As the global order shifts away from a rule-based international system, the weak countries in the world, the majority of whom are in Africa, now find themselves at the mercy of the superpowers and their coercive diplomacy. The disinformation campaigns will increasingly become a key feature of coercive diplomacy. As the Church, our calling is to proclaim the Gospel of truth, fraternity, and the common good in a world that is progressively normalizing coercive diplomacy and the use of disinformation.

Many feel that the Truth and Reconciliation Commission prioritized forgiveness at the expense of justice. Is it possible to achieve true social cohesion in South Africa without addressing the economic and land disparities that apartheid created?

South Africa’s Truth and Reconciliation Commission made an indispensable contribution to national healing, but it was never designed to complete the work of healing and justice.

The mandate of the Commission covered the redress to the violation of political and civic rights. It did not extend to the apartheid and its violation of social and economic rights. That is why a separate process was established to facilitate the land reform and redress of land disparities that apartheid created.

The programs like land reform or BEE, which were created to address the injustices of the past, have generally been a failure, and there are a lot of factors behind the failure. These factors are well documented in the reports of various commissions.

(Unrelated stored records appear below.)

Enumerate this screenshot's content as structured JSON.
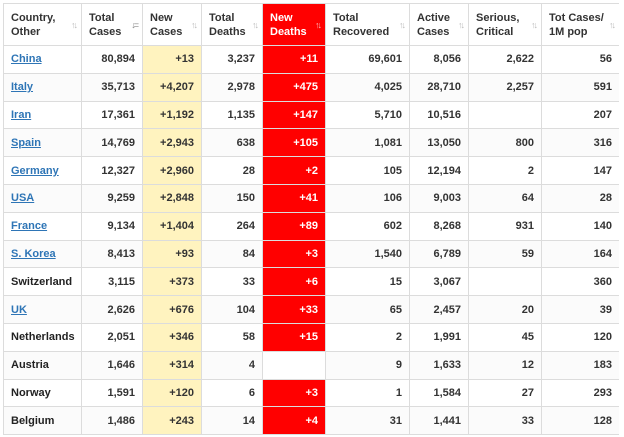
{
  "headers": [
    {
      "line1": "Country,",
      "line2": "Other",
      "sort": "↑↓"
    },
    {
      "line1": "Total",
      "line2": "Cases",
      "sort": "↓="
    },
    {
      "line1": "New",
      "line2": "Cases",
      "sort": "↑↓"
    },
    {
      "line1": "Total",
      "line2": "Deaths",
      "sort": "↑↓"
    },
    {
      "line1": "New",
      "line2": "Deaths",
      "sort": "↑↓"
    },
    {
      "line1": "Total",
      "line2": "Recovered",
      "sort": "↑↓"
    },
    {
      "line1": "Active",
      "line2": "Cases",
      "sort": "↑↓"
    },
    {
      "line1": "Serious,",
      "line2": "Critical",
      "sort": "↑↓"
    },
    {
      "line1": "Tot Cases/",
      "line2": "1M pop",
      "sort": "↑↓"
    }
  ],
  "rows": [
    {
      "country": "China",
      "link": true,
      "total_cases": "80,894",
      "new_cases": "+13",
      "total_deaths": "3,237",
      "new_deaths": "+11",
      "recovered": "69,601",
      "active": "8,056",
      "serious": "2,622",
      "per_million": "56"
    },
    {
      "country": "Italy",
      "link": true,
      "total_cases": "35,713",
      "new_cases": "+4,207",
      "total_deaths": "2,978",
      "new_deaths": "+475",
      "recovered": "4,025",
      "active": "28,710",
      "serious": "2,257",
      "per_million": "591"
    },
    {
      "country": "Iran",
      "link": true,
      "total_cases": "17,361",
      "new_cases": "+1,192",
      "total_deaths": "1,135",
      "new_deaths": "+147",
      "recovered": "5,710",
      "active": "10,516",
      "serious": "",
      "per_million": "207"
    },
    {
      "country": "Spain",
      "link": true,
      "total_cases": "14,769",
      "new_cases": "+2,943",
      "total_deaths": "638",
      "new_deaths": "+105",
      "recovered": "1,081",
      "active": "13,050",
      "serious": "800",
      "per_million": "316"
    },
    {
      "country": "Germany",
      "link": true,
      "total_cases": "12,327",
      "new_cases": "+2,960",
      "total_deaths": "28",
      "new_deaths": "+2",
      "recovered": "105",
      "active": "12,194",
      "serious": "2",
      "per_million": "147"
    },
    {
      "country": "USA",
      "link": true,
      "total_cases": "9,259",
      "new_cases": "+2,848",
      "total_deaths": "150",
      "new_deaths": "+41",
      "recovered": "106",
      "active": "9,003",
      "serious": "64",
      "per_million": "28"
    },
    {
      "country": "France",
      "link": true,
      "total_cases": "9,134",
      "new_cases": "+1,404",
      "total_deaths": "264",
      "new_deaths": "+89",
      "recovered": "602",
      "active": "8,268",
      "serious": "931",
      "per_million": "140"
    },
    {
      "country": "S. Korea",
      "link": true,
      "total_cases": "8,413",
      "new_cases": "+93",
      "total_deaths": "84",
      "new_deaths": "+3",
      "recovered": "1,540",
      "active": "6,789",
      "serious": "59",
      "per_million": "164"
    },
    {
      "country": "Switzerland",
      "link": false,
      "total_cases": "3,115",
      "new_cases": "+373",
      "total_deaths": "33",
      "new_deaths": "+6",
      "recovered": "15",
      "active": "3,067",
      "serious": "",
      "per_million": "360"
    },
    {
      "country": "UK",
      "link": true,
      "total_cases": "2,626",
      "new_cases": "+676",
      "total_deaths": "104",
      "new_deaths": "+33",
      "recovered": "65",
      "active": "2,457",
      "serious": "20",
      "per_million": "39"
    },
    {
      "country": "Netherlands",
      "link": false,
      "total_cases": "2,051",
      "new_cases": "+346",
      "total_deaths": "58",
      "new_deaths": "+15",
      "recovered": "2",
      "active": "1,991",
      "serious": "45",
      "per_million": "120"
    },
    {
      "country": "Austria",
      "link": false,
      "total_cases": "1,646",
      "new_cases": "+314",
      "total_deaths": "4",
      "new_deaths": "",
      "recovered": "9",
      "active": "1,633",
      "serious": "12",
      "per_million": "183"
    },
    {
      "country": "Norway",
      "link": false,
      "total_cases": "1,591",
      "new_cases": "+120",
      "total_deaths": "6",
      "new_deaths": "+3",
      "recovered": "1",
      "active": "1,584",
      "serious": "27",
      "per_million": "293"
    },
    {
      "country": "Belgium",
      "link": false,
      "total_cases": "1,486",
      "new_cases": "+243",
      "total_deaths": "14",
      "new_deaths": "+4",
      "recovered": "31",
      "active": "1,441",
      "serious": "33",
      "per_million": "128"
    }
  ],
  "colors": {
    "new_cases_bg": "#fff3bf",
    "new_deaths_bg": "#ff0000",
    "link": "#2e75b6"
  }
}
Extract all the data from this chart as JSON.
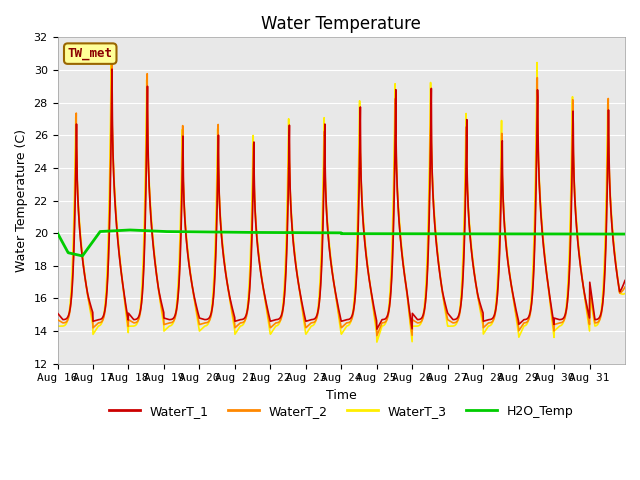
{
  "title": "Water Temperature",
  "xlabel": "Time",
  "ylabel": "Water Temperature (C)",
  "ylim": [
    12,
    32
  ],
  "x_tick_labels": [
    "Aug 16",
    "Aug 17",
    "Aug 18",
    "Aug 19",
    "Aug 20",
    "Aug 21",
    "Aug 22",
    "Aug 23",
    "Aug 24",
    "Aug 25",
    "Aug 26",
    "Aug 27",
    "Aug 28",
    "Aug 29",
    "Aug 30",
    "Aug 31"
  ],
  "annotation_text": "TW_met",
  "annotation_color": "#8B0000",
  "annotation_bg": "#FFFF99",
  "annotation_border": "#996600",
  "line_colors": {
    "WaterT_1": "#CC0000",
    "WaterT_2": "#FF8800",
    "WaterT_3": "#FFEE00",
    "H2O_Temp": "#00CC00"
  },
  "line_widths": {
    "WaterT_1": 1.2,
    "WaterT_2": 1.2,
    "WaterT_3": 1.2,
    "H2O_Temp": 2.0
  },
  "bg_color": "#E8E8E8",
  "title_fontsize": 12,
  "axis_label_fontsize": 9,
  "tick_fontsize": 8
}
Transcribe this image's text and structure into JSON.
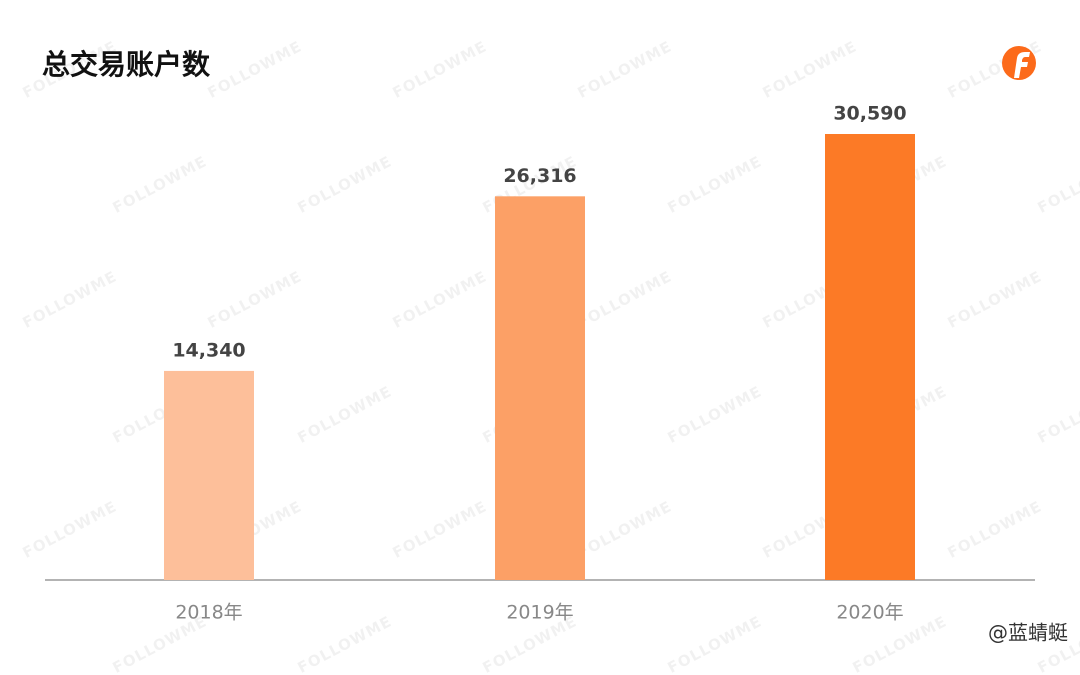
{
  "chart_data": {
    "type": "bar",
    "title": "总交易账户数",
    "categories": [
      "2018年",
      "2019年",
      "2020年"
    ],
    "values": [
      14340,
      26316,
      30590
    ],
    "value_labels": [
      "14,340",
      "26,316",
      "30,590"
    ],
    "colors": [
      "#fdbf9a",
      "#fca066",
      "#fc7a26"
    ],
    "watermark": "FOLLOWME",
    "credit": "@蓝蜻蜓"
  }
}
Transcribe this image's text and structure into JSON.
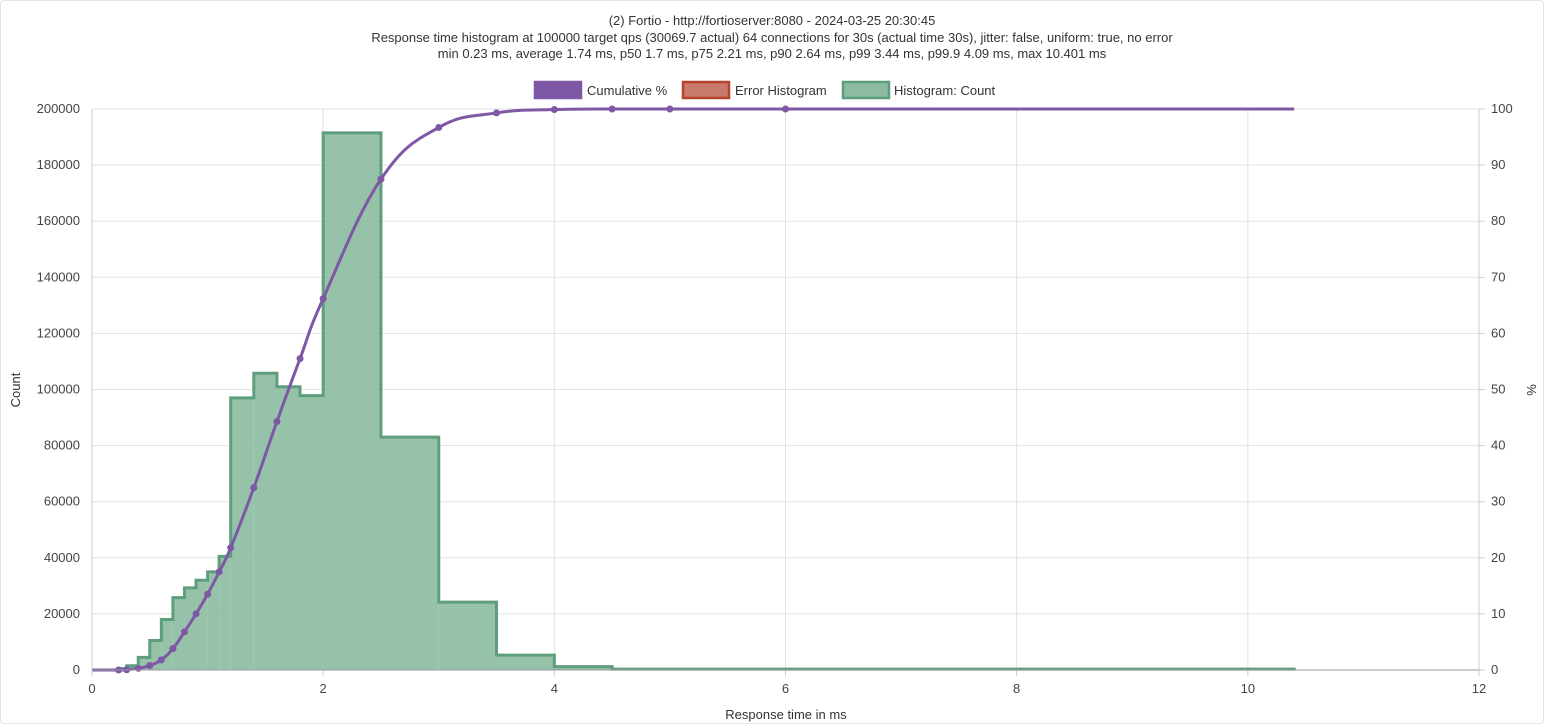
{
  "chart_data": {
    "type": "bar",
    "title": [
      "(2) Fortio - http://fortioserver:8080 - 2024-03-25 20:30:45",
      "Response time histogram at 100000 target qps (30069.7 actual) 64 connections for 30s (actual time 30s), jitter: false, uniform: true, no error",
      "min 0.23 ms, average 1.74 ms, p50 1.7 ms, p75 2.21 ms, p90 2.64 ms, p99 3.44 ms, p99.9 4.09 ms, max 10.401 ms"
    ],
    "xlabel": "Response time in ms",
    "ylabel": "Count",
    "y2label": "%",
    "xlim": [
      0,
      12
    ],
    "ylim": [
      0,
      200000
    ],
    "y2lim": [
      0,
      100
    ],
    "xticks": [
      0,
      2,
      4,
      6,
      8,
      10,
      12
    ],
    "yticks": [
      0,
      20000,
      40000,
      60000,
      80000,
      100000,
      120000,
      140000,
      160000,
      180000,
      200000
    ],
    "y2ticks": [
      0,
      10,
      20,
      30,
      40,
      50,
      60,
      70,
      80,
      90,
      100
    ],
    "grid": true,
    "legend": "top-center",
    "series": [
      {
        "name": "Cumulative %",
        "type": "line",
        "axis": "right",
        "color": "#7e57a5",
        "points": [
          [
            0,
            0
          ],
          [
            0.23,
            0
          ],
          [
            0.3,
            0.05
          ],
          [
            0.4,
            0.3
          ],
          [
            0.5,
            0.8
          ],
          [
            0.6,
            1.8
          ],
          [
            0.7,
            3.8
          ],
          [
            0.8,
            6.8
          ],
          [
            0.9,
            10
          ],
          [
            1.0,
            13.5
          ],
          [
            1.1,
            17.5
          ],
          [
            1.2,
            21.8
          ],
          [
            1.4,
            32.5
          ],
          [
            1.6,
            44.3
          ],
          [
            1.8,
            55.5
          ],
          [
            2.0,
            66.2
          ],
          [
            2.5,
            87.5
          ],
          [
            3.0,
            96.7
          ],
          [
            3.5,
            99.3
          ],
          [
            4.0,
            99.9
          ],
          [
            4.5,
            100
          ],
          [
            5.0,
            100
          ],
          [
            6.0,
            100
          ],
          [
            10.401,
            100
          ]
        ],
        "markers": [
          [
            0.23,
            0
          ],
          [
            0.3,
            0.05
          ],
          [
            0.4,
            0.3
          ],
          [
            0.5,
            0.8
          ],
          [
            0.6,
            1.8
          ],
          [
            0.7,
            3.8
          ],
          [
            0.8,
            6.8
          ],
          [
            0.9,
            10
          ],
          [
            1.0,
            13.5
          ],
          [
            1.1,
            17.5
          ],
          [
            1.2,
            21.8
          ],
          [
            1.4,
            32.5
          ],
          [
            1.6,
            44.3
          ],
          [
            1.8,
            55.5
          ],
          [
            2.0,
            66.2
          ],
          [
            2.5,
            87.5
          ],
          [
            3.0,
            96.7
          ],
          [
            3.5,
            99.3
          ],
          [
            4.0,
            99.9
          ],
          [
            4.5,
            100
          ],
          [
            5.0,
            100
          ],
          [
            6.0,
            100
          ]
        ]
      },
      {
        "name": "Error Histogram",
        "type": "bar",
        "axis": "left",
        "color": "#c97a6a",
        "border": "#b5432e",
        "bins": []
      },
      {
        "name": "Histogram: Count",
        "type": "bar",
        "axis": "left",
        "color": "#8bbba0",
        "border": "#5e9e7d",
        "bins": [
          [
            0.23,
            0.3,
            500
          ],
          [
            0.3,
            0.4,
            1500
          ],
          [
            0.4,
            0.5,
            4500
          ],
          [
            0.5,
            0.6,
            10500
          ],
          [
            0.6,
            0.7,
            18000
          ],
          [
            0.7,
            0.8,
            25800
          ],
          [
            0.8,
            0.9,
            29300
          ],
          [
            0.9,
            1.0,
            32000
          ],
          [
            1.0,
            1.1,
            35000
          ],
          [
            1.1,
            1.2,
            40500
          ],
          [
            1.2,
            1.4,
            97000
          ],
          [
            1.4,
            1.6,
            105800
          ],
          [
            1.6,
            1.8,
            101000
          ],
          [
            1.8,
            2.0,
            97800
          ],
          [
            2.0,
            2.5,
            191500
          ],
          [
            2.5,
            3.0,
            83000
          ],
          [
            3.0,
            3.5,
            24200
          ],
          [
            3.5,
            4.0,
            5300
          ],
          [
            4.0,
            4.5,
            1200
          ],
          [
            4.5,
            10.401,
            300
          ]
        ]
      }
    ]
  }
}
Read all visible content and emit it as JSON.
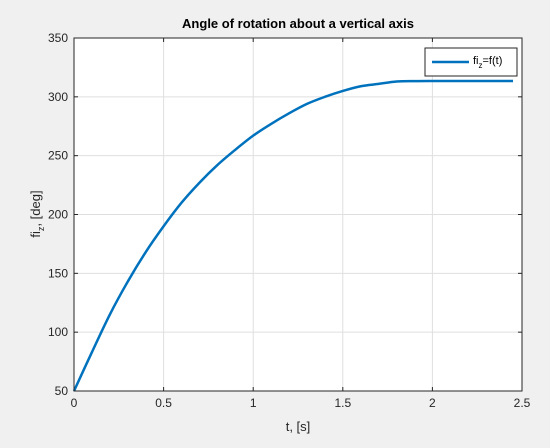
{
  "chart_data": {
    "type": "line",
    "title": "Angle of rotation about a vertical axis",
    "xlabel": "t, [s]",
    "ylabel_main": "fi",
    "ylabel_sub": "z",
    "ylabel_rest": ", [deg]",
    "xlim": [
      0,
      2.5
    ],
    "ylim": [
      50,
      350
    ],
    "xticks": [
      0,
      0.5,
      1,
      1.5,
      2,
      2.5
    ],
    "xtick_labels": [
      "0",
      "0.5",
      "1",
      "1.5",
      "2",
      "2.5"
    ],
    "yticks": [
      50,
      100,
      150,
      200,
      250,
      300,
      350
    ],
    "ytick_labels": [
      "50",
      "100",
      "150",
      "200",
      "250",
      "300",
      "350"
    ],
    "grid": true,
    "legend_position": "top-right",
    "series": [
      {
        "legend_main": "fi",
        "legend_sub": "z",
        "legend_rest": "=f(t)",
        "color": "#0072bd",
        "x": [
          0,
          0.1,
          0.2,
          0.3,
          0.4,
          0.5,
          0.6,
          0.7,
          0.8,
          0.9,
          1.0,
          1.1,
          1.2,
          1.3,
          1.4,
          1.5,
          1.6,
          1.7,
          1.8,
          1.9,
          2.0,
          2.1,
          2.2,
          2.3,
          2.45
        ],
        "y": [
          50,
          83,
          115,
          143,
          168,
          190,
          210,
          227,
          242,
          255,
          267,
          277,
          286,
          294,
          300,
          305,
          309,
          311,
          313,
          313.4,
          313.5,
          313.5,
          313.5,
          313.5,
          313.5
        ]
      }
    ]
  }
}
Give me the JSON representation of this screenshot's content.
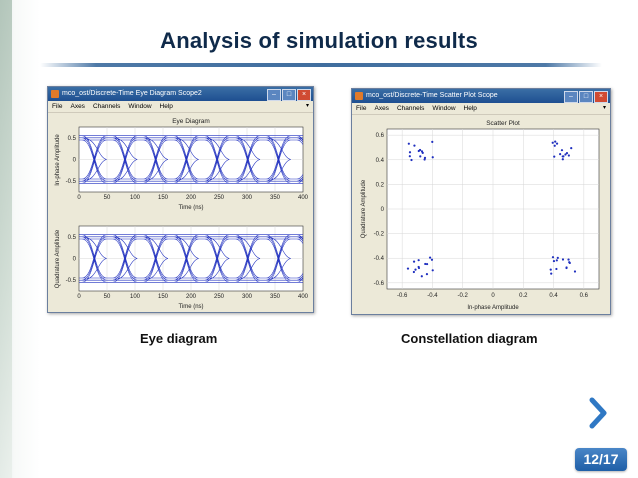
{
  "slide": {
    "title": "Analysis of simulation results",
    "page_number": "12/17",
    "next_icon": "chevron-right-icon"
  },
  "left_window": {
    "title": "mco_ost/Discrete-Time Eye Diagram Scope2",
    "menu": [
      "File",
      "Axes",
      "Channels",
      "Window",
      "Help"
    ],
    "caption": "Eye diagram",
    "plot1": {
      "title": "Eye Diagram",
      "ylabel": "In-phase Amplitude",
      "xlabel": "Time (ns)",
      "yticks": [
        "0.5",
        "0",
        "-0.5"
      ],
      "xticks": [
        "0",
        "50",
        "100",
        "150",
        "200",
        "250",
        "300",
        "350",
        "400"
      ]
    },
    "plot2": {
      "ylabel": "Quadrature Amplitude",
      "xlabel": "Time (ns)",
      "yticks": [
        "0.5",
        "0",
        "-0.5"
      ],
      "xticks": [
        "0",
        "50",
        "100",
        "150",
        "200",
        "250",
        "300",
        "350",
        "400"
      ]
    }
  },
  "right_window": {
    "title": "mco_ost/Discrete-Time Scatter Plot Scope",
    "menu": [
      "File",
      "Axes",
      "Channels",
      "Window",
      "Help"
    ],
    "caption": "Constellation diagram",
    "plot": {
      "title": "Scatter Plot",
      "xlabel": "In-phase Amplitude",
      "ylabel": "Quadrature Amplitude",
      "yticks": [
        "0.6",
        "0.4",
        "0.2",
        "0",
        "-0.2",
        "-0.4",
        "-0.6"
      ],
      "xticks": [
        "-0.6",
        "-0.4",
        "-0.2",
        "0",
        "0.2",
        "0.4",
        "0.6"
      ]
    }
  },
  "colors": {
    "title": "#0f2a4a",
    "trace": "#1f2fbf",
    "badge": "#1f5fa7",
    "arrow": "#2f78c4"
  }
}
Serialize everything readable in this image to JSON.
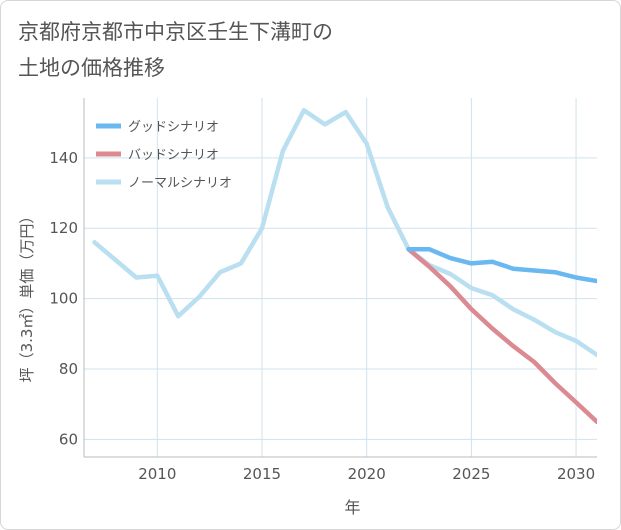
{
  "page": {
    "title_line1": "京都府京都市中京区壬生下溝町の",
    "title_line2": "土地の価格推移"
  },
  "chart_data": {
    "type": "line",
    "title": "京都府京都市中京区壬生下溝町の土地の価格推移",
    "xlabel": "年",
    "ylabel": "坪（3.3㎡）単価（万円）",
    "xlim": [
      2006.5,
      2031
    ],
    "ylim": [
      55,
      157
    ],
    "xticks": [
      2010,
      2015,
      2020,
      2025,
      2030
    ],
    "yticks": [
      60,
      80,
      100,
      120,
      140
    ],
    "grid": true,
    "legend_position": "top-left",
    "series": [
      {
        "name": "グッドシナリオ",
        "color": "#6ab8f0",
        "x": [
          2022,
          2023,
          2024,
          2025,
          2026,
          2027,
          2028,
          2029,
          2030,
          2031
        ],
        "y": [
          114,
          114,
          111.5,
          110,
          110.5,
          108.5,
          108,
          107.5,
          106,
          105
        ]
      },
      {
        "name": "バッドシナリオ",
        "color": "#dc8a92",
        "x": [
          2022,
          2023,
          2024,
          2025,
          2026,
          2027,
          2028,
          2029,
          2030,
          2031
        ],
        "y": [
          114,
          109,
          103.5,
          97,
          91.5,
          86.5,
          82,
          76,
          70.5,
          65
        ]
      },
      {
        "name": "ノーマルシナリオ",
        "color": "#b9dff0",
        "x": [
          2007,
          2008,
          2009,
          2010,
          2011,
          2012,
          2013,
          2014,
          2015,
          2016,
          2017,
          2018,
          2019,
          2020,
          2021,
          2022,
          2023,
          2024,
          2025,
          2026,
          2027,
          2028,
          2029,
          2030,
          2031
        ],
        "y": [
          116,
          111,
          106,
          106.5,
          95,
          100.5,
          107.5,
          110,
          120,
          142,
          153.5,
          149.5,
          153,
          144,
          126,
          114,
          109.5,
          107,
          103,
          101,
          97,
          94,
          90.5,
          88,
          84
        ]
      }
    ]
  }
}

One of the factors is the capture of the programs by the elite interests, both political and corporate. Mechanisms originally intended for justice and redress have, in certain instances, been diverted into instruments of accumulation and patronage. The original noble intentions have in the process been compromised by systemic corruption and elite appropriation. Greed of the elite, and in some cases the greed of the intended beneficiaries themselves, has contributed to the collapse of the land reform program and the BEE. There is a national dialogue that is supposed to discuss the three decades of post-apartheid South Africa and map out a shared vision for the common good economy. Hopefully, the process will provide a space for a courageous conversation about the future of apartheid redress, particularly how to balance the tension between the imperatives of growing South Africa’s economy and the imperatives of restructuring the economy so that it is more inclusive.